Carbon dioxide is responsible for the fizzyness and carbonation in kombucha tea, which gives it its pleasant effervescent quality. A thick SCOBY shows the yeasts and bacteria are growing and increasing the cellulose mat in which they live, and the holes are usually caused by bubbles of carbon dioxide pushing their way through this layer.
However, if the culture is fragile and feeling like it is going to fall apart, or generally weak (for more reading on what SCOBYs should and shouldn’t look like, go to What Does A Healthy Kombucha SCOBY Look Like?) then the bacteria population within the SCOBY is in recline, and the yeasts are dominating the culture.
This is common in warm climates and seasons, and typically is an imbalance which occurs after one has been brewing for some time.

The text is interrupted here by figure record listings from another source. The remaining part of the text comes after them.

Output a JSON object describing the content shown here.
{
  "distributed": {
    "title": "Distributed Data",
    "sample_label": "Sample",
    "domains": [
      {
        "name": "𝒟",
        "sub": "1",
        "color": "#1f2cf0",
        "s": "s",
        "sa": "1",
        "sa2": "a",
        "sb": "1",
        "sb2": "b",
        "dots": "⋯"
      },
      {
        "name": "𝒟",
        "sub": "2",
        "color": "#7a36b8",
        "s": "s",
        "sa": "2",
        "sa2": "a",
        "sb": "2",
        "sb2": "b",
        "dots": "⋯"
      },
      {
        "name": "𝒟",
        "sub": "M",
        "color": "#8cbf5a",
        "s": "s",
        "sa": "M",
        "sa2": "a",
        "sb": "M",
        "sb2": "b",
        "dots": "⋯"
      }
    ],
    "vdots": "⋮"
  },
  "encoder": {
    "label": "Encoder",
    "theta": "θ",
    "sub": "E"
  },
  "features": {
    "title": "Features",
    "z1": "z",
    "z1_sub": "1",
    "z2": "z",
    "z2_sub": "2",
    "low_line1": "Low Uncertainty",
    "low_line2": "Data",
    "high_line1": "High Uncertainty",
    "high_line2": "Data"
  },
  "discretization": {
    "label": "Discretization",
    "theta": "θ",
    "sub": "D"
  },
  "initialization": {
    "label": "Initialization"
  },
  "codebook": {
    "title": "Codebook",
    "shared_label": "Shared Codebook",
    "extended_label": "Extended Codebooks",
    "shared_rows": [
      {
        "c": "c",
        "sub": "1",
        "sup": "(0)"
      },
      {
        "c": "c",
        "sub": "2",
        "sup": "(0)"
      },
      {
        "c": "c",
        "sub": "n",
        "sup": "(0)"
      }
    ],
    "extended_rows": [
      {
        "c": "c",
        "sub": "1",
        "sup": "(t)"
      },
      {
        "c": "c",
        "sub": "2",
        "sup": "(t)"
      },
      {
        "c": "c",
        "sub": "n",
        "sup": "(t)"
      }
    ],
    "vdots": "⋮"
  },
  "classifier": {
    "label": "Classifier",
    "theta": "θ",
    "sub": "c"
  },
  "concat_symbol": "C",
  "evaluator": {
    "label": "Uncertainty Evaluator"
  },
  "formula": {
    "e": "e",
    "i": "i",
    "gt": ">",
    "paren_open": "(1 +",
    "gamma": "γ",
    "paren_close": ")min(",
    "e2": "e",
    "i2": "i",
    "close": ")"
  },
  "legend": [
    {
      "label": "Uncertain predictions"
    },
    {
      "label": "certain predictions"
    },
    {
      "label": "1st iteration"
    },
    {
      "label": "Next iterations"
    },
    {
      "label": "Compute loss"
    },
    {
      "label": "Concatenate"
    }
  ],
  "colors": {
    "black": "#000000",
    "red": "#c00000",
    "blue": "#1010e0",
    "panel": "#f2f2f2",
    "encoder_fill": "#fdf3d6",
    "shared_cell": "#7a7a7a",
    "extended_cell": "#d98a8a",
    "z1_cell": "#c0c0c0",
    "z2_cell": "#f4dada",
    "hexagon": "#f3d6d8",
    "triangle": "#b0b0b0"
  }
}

If this is the case, and your culture’s bacteria population is taking strain, here are the main methods for encouraging them and suppressing the yeasts a bit.
How to Eliminate Holes in SCOBY
Here are some tips that may result in a SCOBY without holes, given a few batches after you apply these changes
1. Replace Some Sugar With Glucose
Replacing a portion of the sugar which you are using with glucose is a good way to encourage the bacteria. Karo and corn syrup are good sources of glucose, corn syrup being the preferred one.
2. Make Weaker Tea
If you want to promote the bacteria activity within your SCOBY you can also decrease the strength of the tea which you are using to make your initial sweat tea base. However, be sure to use this in conjunction with the replacement of sugar with glucose, as the two methods work together to manipulate the yeasts into supporting the bacteria rather than competing with it.
3. Getting The Temperature Down
Yeasts prefer warm ranges of temperature, while bacteria do better in slightly cooler conditions. If it is summer or you are brewing in a hot climate, try to manage it so that your fermentation is at less that 73o Fahrenheit (22o Celsius). However, don’t store it in the dark, and this can make the microorganisms sluggish.
It is important to ensure that the bacteria and yeasts are in balance with each other, as it is their symbiotic relationship which enables the kombucha fermentation process. One cannot complete its fermentation function without the other, and they need to be supporting each other, and not in competition.
SCOBYs are Tough
The heading says it all. While there are various ways a SCOBY can look, and imbalances which occur within the culture, and optimum conditions and not so optimum conditions, SCOBYs are tough colonies of organisms, and it takes a lot to completely kill one. Smell your brew often, and use this as a check to see that everything is ok, rather than the SCOBYs appearance so much. SCOBYs vary vastly in the way they look, from quite pretty young white ones, so quite gross looking old ones!